Though threats to American security have changed dramatically in the last decade, U.S. defense policy and military forces look a lot like they did during the closing days of the Cold War. The new administration has promised to make significant changes to U.S. defense spending, yet no book, until now, has explored the options and implications of each approach.
Future Visions for U.S. Defense Policy, a revised and updated Council Policy Initiative (CPI), explores these alternatives to U.S. defense policy through four “presidential” speeches.

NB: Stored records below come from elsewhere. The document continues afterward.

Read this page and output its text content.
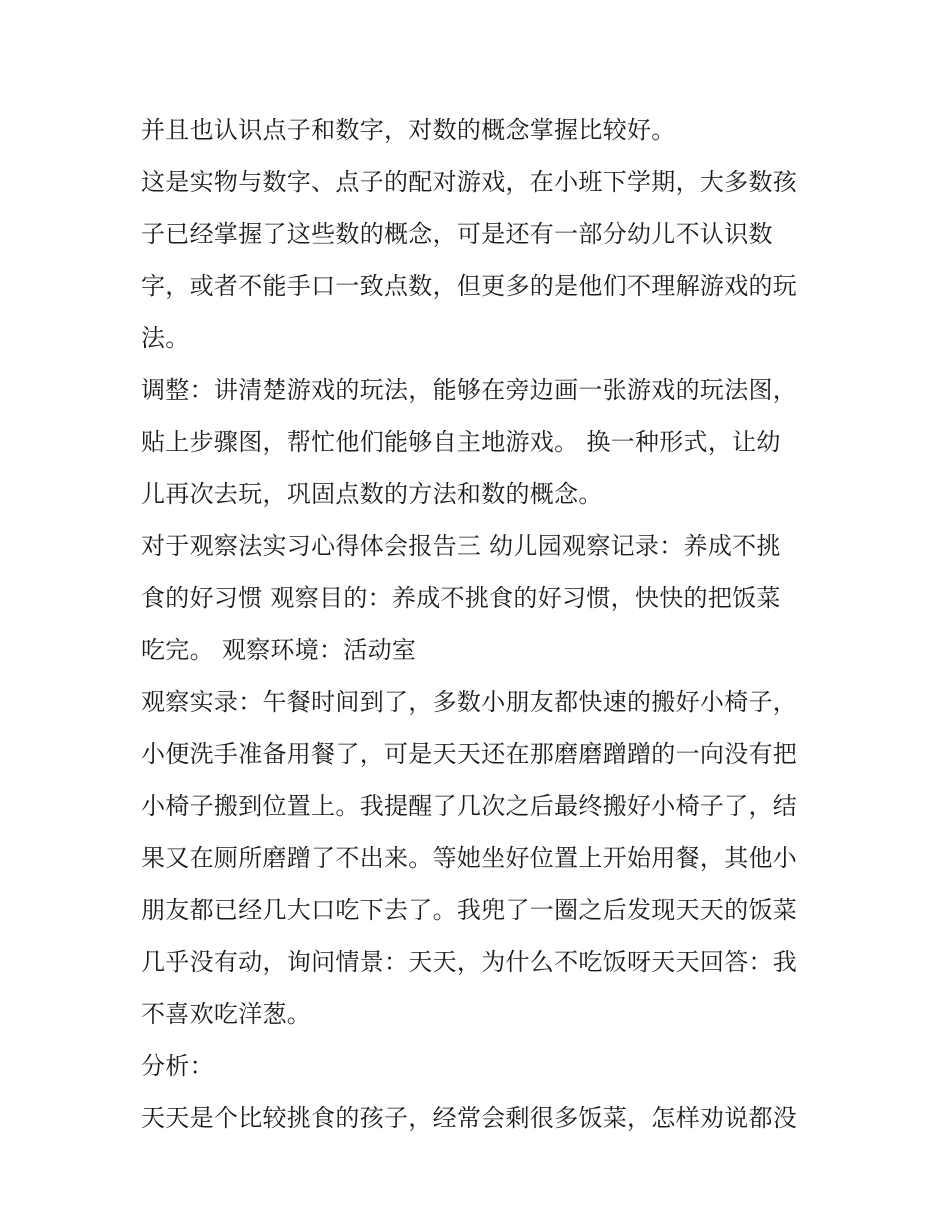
并且也认识点子和数字，对数的概念掌握比较好。
这是实物与数字、点子的配对游戏，在小班下学期，大多数孩
子已经掌握了这些数的概念，可是还有一部分幼儿不认识数
字，或者不能手口一致点数，但更多的是他们不理解游戏的玩
法。
调整：讲清楚游戏的玩法，能够在旁边画一张游戏的玩法图，
贴上步骤图，帮忙他们能够自主地游戏。 换一种形式，让幼
儿再次去玩，巩固点数的方法和数的概念。
对于观察法实习心得体会报告三 幼儿园观察记录：养成不挑
食的好习惯 观察目的：养成不挑食的好习惯，快快的把饭菜
吃完。 观察环境：活动室
观察实录：午餐时间到了，多数小朋友都快速的搬好小椅子，
小便洗手准备用餐了，可是天天还在那磨磨蹭蹭的一向没有把
小椅子搬到位置上。我提醒了几次之后最终搬好小椅子了，结
果又在厕所磨蹭了不出来。等她坐好位置上开始用餐，其他小
朋友都已经几大口吃下去了。我兜了一圈之后发现天天的饭菜
几乎没有动，询问情景：天天，为什么不吃饭呀天天回答：我
不喜欢吃洋葱。
分析：
天天是个比较挑食的孩子，经常会剩很多饭菜，怎样劝说都没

The alternatives are the following: the present level of funding, which the Council CPI labels “a prudent defense,” allows the U.S. military to wage two major regional conflicts nearly simultaneously and to do some peacekeeping for about $300 billion per year; the “enhanced defense” option, which would increase defense spending to $330 billion per year and assure the United States that it can execute the two-war strategy by improving U.S. military capabilities across the board and relying on allies for peacekeeping missions; a “cooperative defense,” which emphasizes building ad hoc international coalitions and focusing U.S. military forces on the real threats to U.S. interests--“civil and ethnic violence”--allowing a 15 percent to 20 percent budget cut; and an “innovative defense,” which keeps spending at the current level but switches defense dollars to future technologies rather than maintaining the existing force structure and buying additional current-generation weapon systems.
The case for a national missile defense is made in the enhanced defense option, the case against it in cooperative defense. This book is required reading for members of the Bush administration and anyone else concerned with America’s national security.